Crystallizing a protein in a way that lets you really solve it, notes Drennan, “can take 10 to 15 years. It’s much more of an art than a science.”
She found this out the hard way. “I beat my head against the wall all the way through grad school and through my postdoc,” she says. But her success rate has spiked upward since.
Why should we care? Consider one of the molecules whose structure Drennan has largely worked out. It’s an enzyme called carbon monoxide dehydrogenase/acetyl-CoA synthase. But however much of a tonguetwister its name, this is a critical player in activities like regulating levels of certain pollutants.
Some bacteria, for example, use it to metabolize carbon monoxide (CO), an environmental pollutant and — at high concentrations — a lethal poison. It also has a role in metabolizing carbon dioxide, which is linked to the potential warming of our climate. Its mode of action, meanwhile, is similar to that our bodies use to break down homocysteine, a hormone linked to heart attack risks.
Solving CODH/ACS was a tour de force. “Enzymes with many metal atoms are especially difficult to deconvolute,” says Steven Lippard, head of MIT’s chemistry department. “Cathy’s insightful use of multi-wavelength X-ray diffraction and her knowledge of bioinorganic systems allowed her to deduce how this marvelous enzyme produces carbon monoxide at one metal center, shoots it down an internal tunnel to another, and then uses it to make acetyl CoA.”

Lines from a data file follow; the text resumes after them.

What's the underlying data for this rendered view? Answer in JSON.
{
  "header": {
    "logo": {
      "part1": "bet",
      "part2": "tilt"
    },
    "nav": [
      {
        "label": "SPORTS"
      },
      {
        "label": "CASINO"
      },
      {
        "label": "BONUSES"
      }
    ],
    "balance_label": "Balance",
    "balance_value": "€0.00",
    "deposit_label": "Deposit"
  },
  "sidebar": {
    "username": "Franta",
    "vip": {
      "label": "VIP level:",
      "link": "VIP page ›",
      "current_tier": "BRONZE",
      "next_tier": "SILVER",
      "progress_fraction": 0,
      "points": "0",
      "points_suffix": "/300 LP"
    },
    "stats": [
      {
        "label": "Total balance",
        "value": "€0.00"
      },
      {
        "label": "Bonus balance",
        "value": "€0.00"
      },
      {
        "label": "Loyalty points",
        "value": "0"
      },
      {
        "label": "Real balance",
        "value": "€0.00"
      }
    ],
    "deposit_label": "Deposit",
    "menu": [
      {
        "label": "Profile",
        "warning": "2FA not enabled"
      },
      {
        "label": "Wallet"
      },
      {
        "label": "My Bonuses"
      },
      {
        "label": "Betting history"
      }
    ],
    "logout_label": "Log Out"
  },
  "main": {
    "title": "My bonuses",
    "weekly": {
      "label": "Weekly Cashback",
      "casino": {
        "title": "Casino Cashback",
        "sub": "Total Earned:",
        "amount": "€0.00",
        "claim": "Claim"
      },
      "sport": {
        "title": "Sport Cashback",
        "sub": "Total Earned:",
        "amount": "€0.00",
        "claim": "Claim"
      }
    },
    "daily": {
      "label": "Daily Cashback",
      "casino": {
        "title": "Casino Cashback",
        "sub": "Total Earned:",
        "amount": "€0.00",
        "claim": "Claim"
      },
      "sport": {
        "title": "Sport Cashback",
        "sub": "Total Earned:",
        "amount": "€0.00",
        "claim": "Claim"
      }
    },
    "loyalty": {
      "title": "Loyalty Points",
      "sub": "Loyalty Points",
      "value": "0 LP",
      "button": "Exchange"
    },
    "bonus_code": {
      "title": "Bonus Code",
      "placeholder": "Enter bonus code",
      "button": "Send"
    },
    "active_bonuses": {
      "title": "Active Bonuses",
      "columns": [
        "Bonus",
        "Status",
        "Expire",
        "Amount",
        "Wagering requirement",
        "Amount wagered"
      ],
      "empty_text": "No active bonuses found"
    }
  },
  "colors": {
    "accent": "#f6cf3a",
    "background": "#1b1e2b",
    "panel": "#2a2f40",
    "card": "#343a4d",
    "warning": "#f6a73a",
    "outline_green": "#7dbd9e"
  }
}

Knowing such enzymes’ structures doesn’t bring immediate medical or environmental payoffs. If someone wanted to build a device for getting rid of atmospheric carbon monoxide, for example, having CODH/ACS’s structure would be a key step, but still only one.
As Drennan notes, though, such breakthroughs do help answer the critical question,“How does nature do it?” Which means that whether the issue is battling pollution, safeguarding heart health, or meeting some other basic challenge, “Eventually, you’ll be able to do some of these things pretty much the way nature does them.”